RNS solves this notorious issue by offering users easy-to-read blockchain addresses. A user, in our case, John, by using RNS, can save Elise’s bitcoin addresses as “Elise BTC” to eliminate any risk of sending BTC to a wrong address. Easily-readable blockchain addresses provided by RNS also open a window of opportunity for widespread adoption of digital assets as it makes the entire process of sending cryptocurrencies much easier. In a nutshell, it can be said that ease of use is the central idea behind RNS’s mission statement that seeks to reach the unbanked and non-technical individuals in order to include them on decentralized economies.
Features of RNS
Ease of Use
RNS makes blockchain technology and cryptocurrency easy, and consequently, more mainstream. RNS can be used within the RIF ecosystem across RIF Payments, RIF Storage, RIF Communications and other RIF Services to provide end-users with a seamless experience.
RNS promotes interoperability as it does not differentiate among different blockchain networks while assigning addresses. Users can choose any of the prominent blockchain protocols such as Bitcoin and Litecoin (among others) and have their customized and easy-to-use blockchain address on it.
Being powered by RSK smart contracts, ensures unparalleled security for RNS domains and addresses.
Last but not the least, acquiring a domain via RNS is extremely cost-efficient.
RNS has multiple utilities in the blockchain economy which means that it can be used for multiple purposes by different entities. For instance, consider the example of DIDI, a project powered by RSK and backed by several other influential corporations that seeks to develop SSIDs for slum dwellers in Argentina who might not necessarily have access to banking services or any government identity documents.
DIDI leverages RNS to help the target audience build their social reputation via verifiable credentials and SSIDs. By having a decentralized identity verification tool at their disposal, the users are not required to approach any central data repository to verify their credentials. Rather, they can simply use their SSIDs to prove their claims to their identity and enjoy various government benefits. This way, DIDI not only helps the underprivileged to have ready access to basic human necessities but also ensures that they become a part of the formal economy.

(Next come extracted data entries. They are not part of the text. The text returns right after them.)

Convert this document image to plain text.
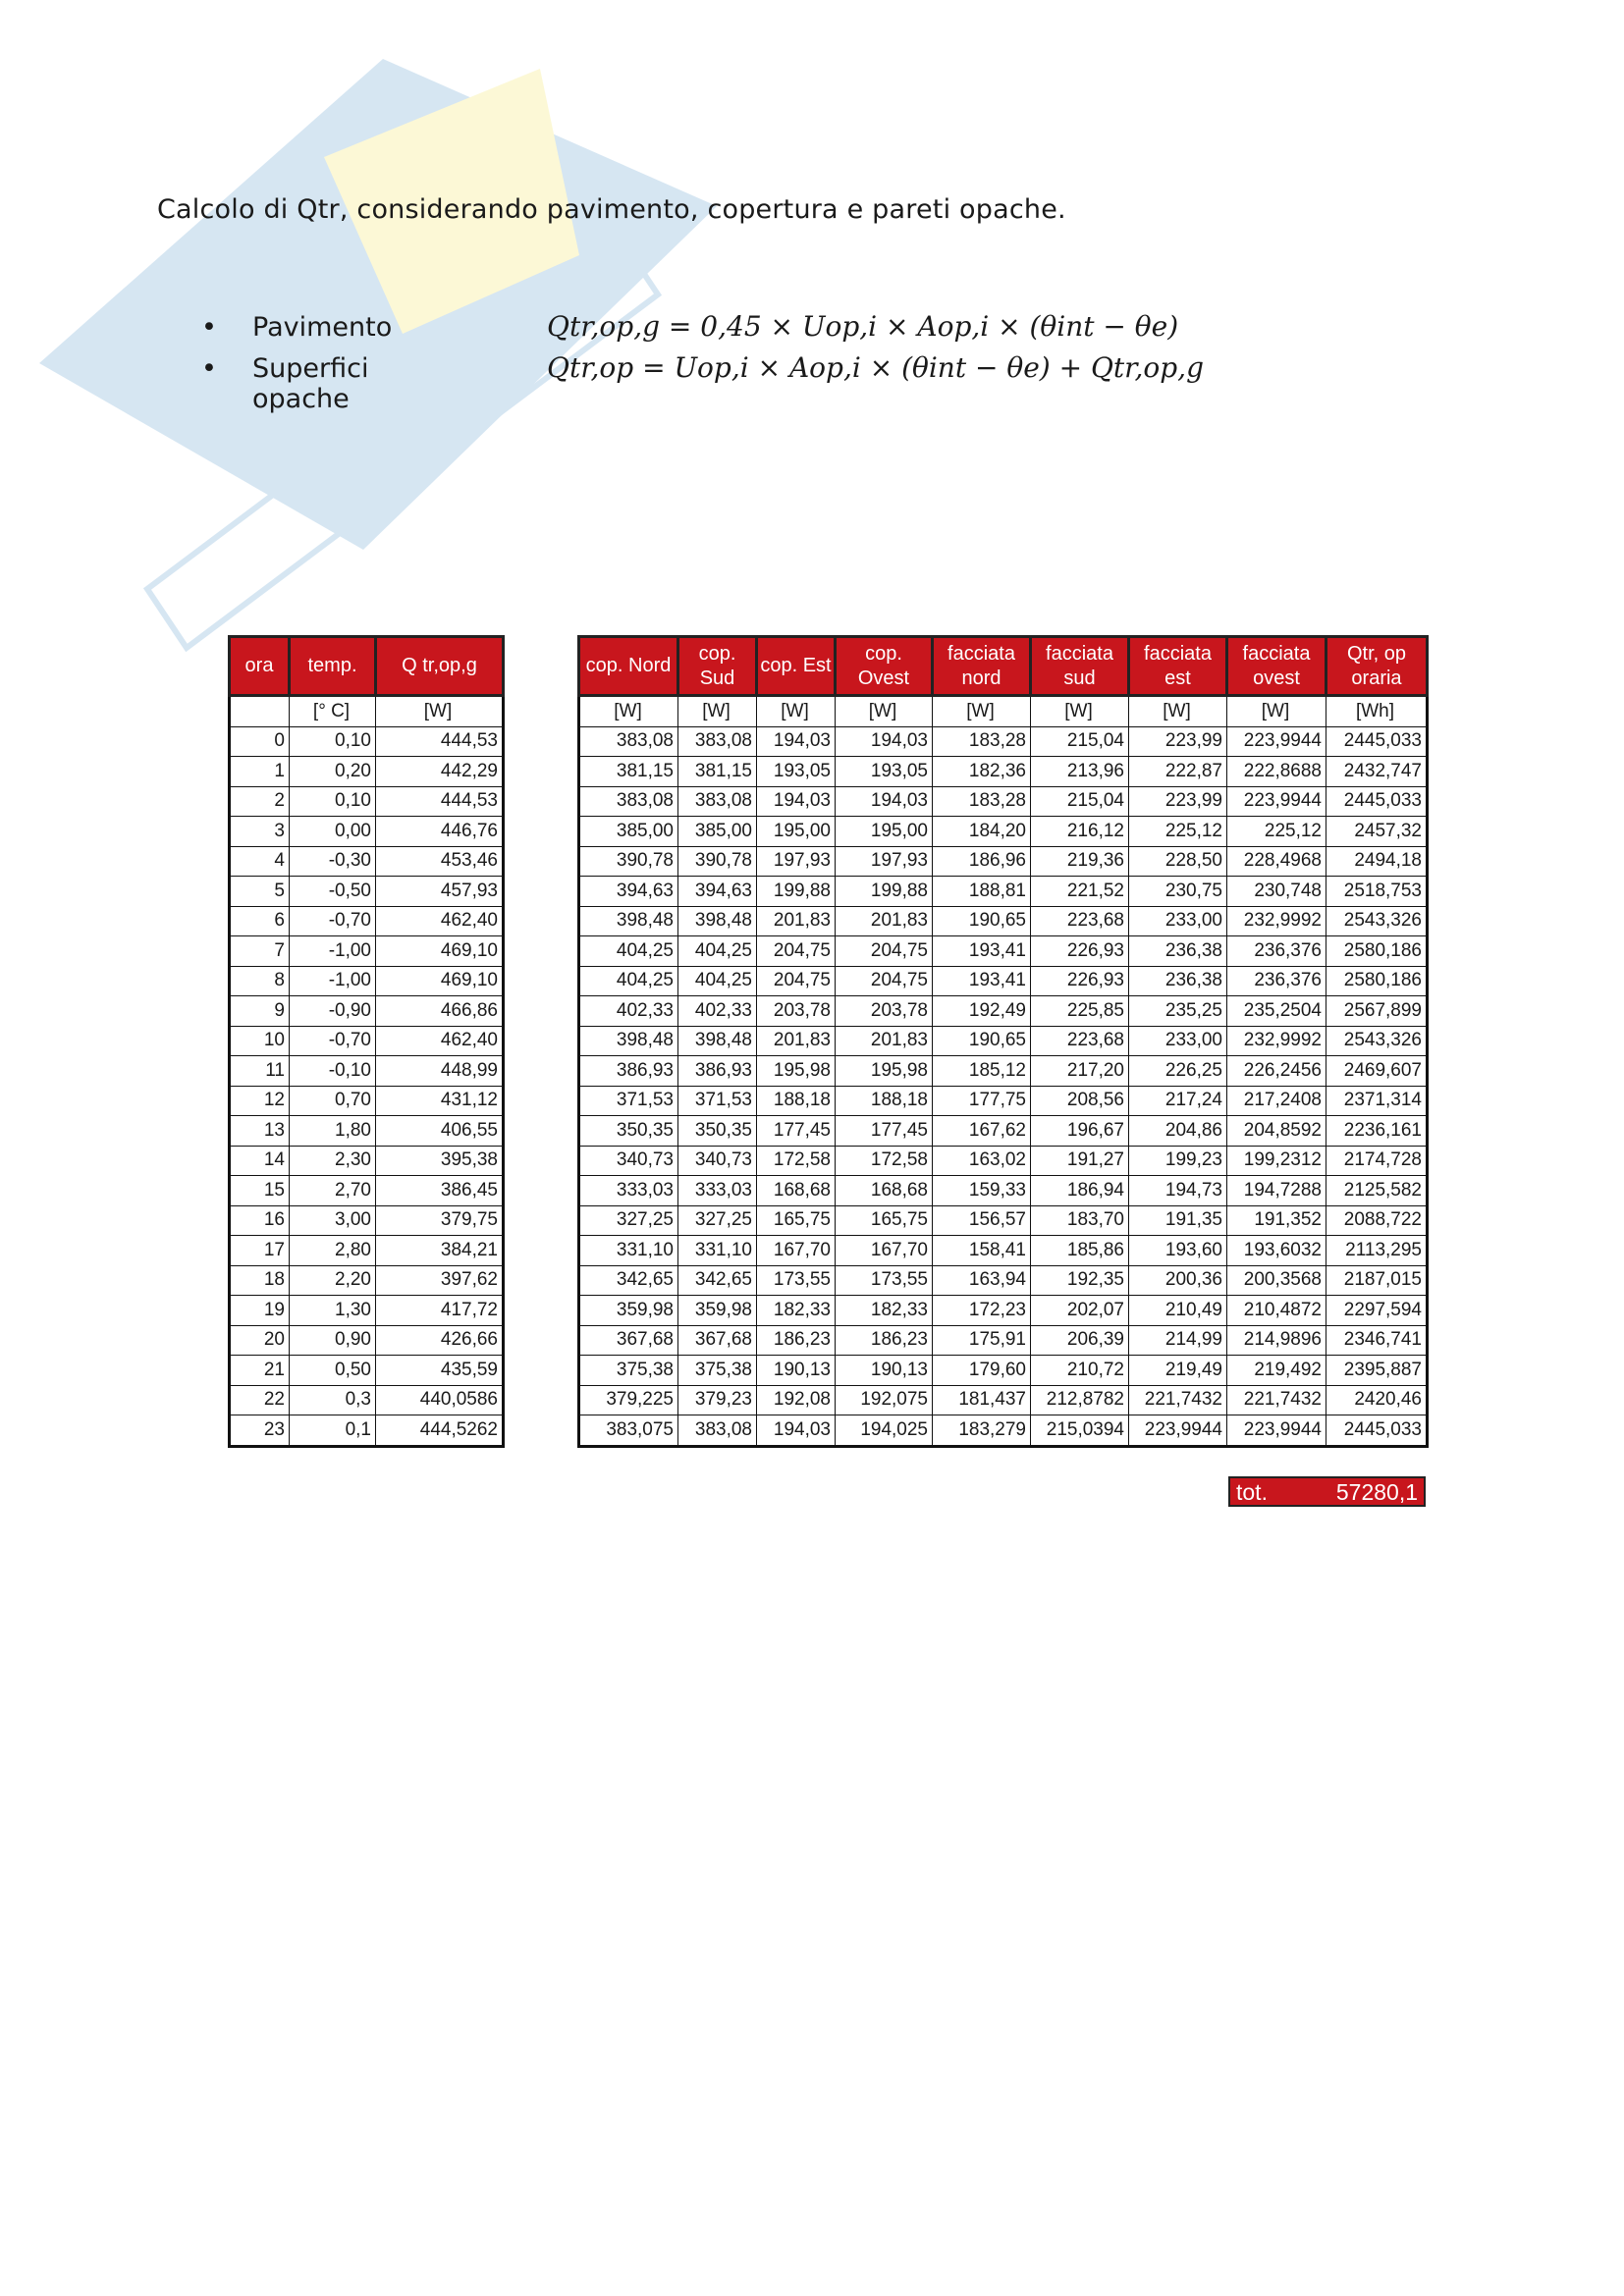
Calcolo di Qtr, considerando pavimento, copertura e pareti opache.
• Pavimento	Qtr,op,g = 0,45 × Uop,i × Aop,i × (θint − θe)
• Superfici opache
Qtr,op = Uop,i × Aop,i × (θint − θe) + Qtr,op,g
ora	temp.	Q tr,op,g
	[° C]	[W]
0	0,10	444,53
1	0,20	442,29
2	0,10	444,53
3	0,00	446,76
4	-0,30	453,46
5	-0,50	457,93
6	-0,70	462,40
7	-1,00	469,10
8	-1,00	469,10
9	-0,90	466,86
10	-0,70	462,40
11	-0,10	448,99
12	0,70	431,12
13	1,80	406,55
14	2,30	395,38
15	2,70	386,45
16	3,00	379,75
17	2,80	384,21
18	2,20	397,62
19	1,30	417,72
20	0,90	426,66
21	0,50	435,59
22	0,3	440,0586
23	0,1	444,5262
cop. Nord	cop. Sud	cop. Est	cop. Ovest	facciata nord	facciata sud	facciata est	facciata ovest	Qtr, op oraria
[W]	[W]	[W]	[W]	[W]	[W]	[W]	[W]	[Wh]
383,08	383,08	194,03	194,03	183,28	215,04	223,99	223,9944	2445,033
381,15	381,15	193,05	193,05	182,36	213,96	222,87	222,8688	2432,747
383,08	383,08	194,03	194,03	183,28	215,04	223,99	223,9944	2445,033
385,00	385,00	195,00	195,00	184,20	216,12	225,12	225,12	2457,32
390,78	390,78	197,93	197,93	186,96	219,36	228,50	228,4968	2494,18
394,63	394,63	199,88	199,88	188,81	221,52	230,75	230,748	2518,753
398,48	398,48	201,83	201,83	190,65	223,68	233,00	232,9992	2543,326
404,25	404,25	204,75	204,75	193,41	226,93	236,38	236,376	2580,186
404,25	404,25	204,75	204,75	193,41	226,93	236,38	236,376	2580,186
402,33	402,33	203,78	203,78	192,49	225,85	235,25	235,2504	2567,899
398,48	398,48	201,83	201,83	190,65	223,68	233,00	232,9992	2543,326
386,93	386,93	195,98	195,98	185,12	217,20	226,25	226,2456	2469,607
371,53	371,53	188,18	188,18	177,75	208,56	217,24	217,2408	2371,314
350,35	350,35	177,45	177,45	167,62	196,67	204,86	204,8592	2236,161
340,73	340,73	172,58	172,58	163,02	191,27	199,23	199,2312	2174,728
333,03	333,03	168,68	168,68	159,33	186,94	194,73	194,7288	2125,582
327,25	327,25	165,75	165,75	156,57	183,70	191,35	191,352	2088,722
331,10	331,10	167,70	167,70	158,41	185,86	193,60	193,6032	2113,295
342,65	342,65	173,55	173,55	163,94	192,35	200,36	200,3568	2187,015
359,98	359,98	182,33	182,33	172,23	202,07	210,49	210,4872	2297,594
367,68	367,68	186,23	186,23	175,91	206,39	214,99	214,9896	2346,741
375,38	375,38	190,13	190,13	179,60	210,72	219,49	219,492	2395,887
379,225	379,23	192,08	192,075	181,437	212,8782	221,7432	221,7432	2420,46
383,075	383,08	194,03	194,025	183,279	215,0394	223,9944	223,9944	2445,033
tot.	57280,1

Replicating sovereign identities on the Internet was a distant dream before the arrival of blockchain technology. The various cons associated with centralized data repositories are reason enough to warrant a radical shift in the way user identities are managed. RIF Identity has already embarked on its journey to bring positive socio-economic changes to the society by giving individuals control over how they manage and use their identities.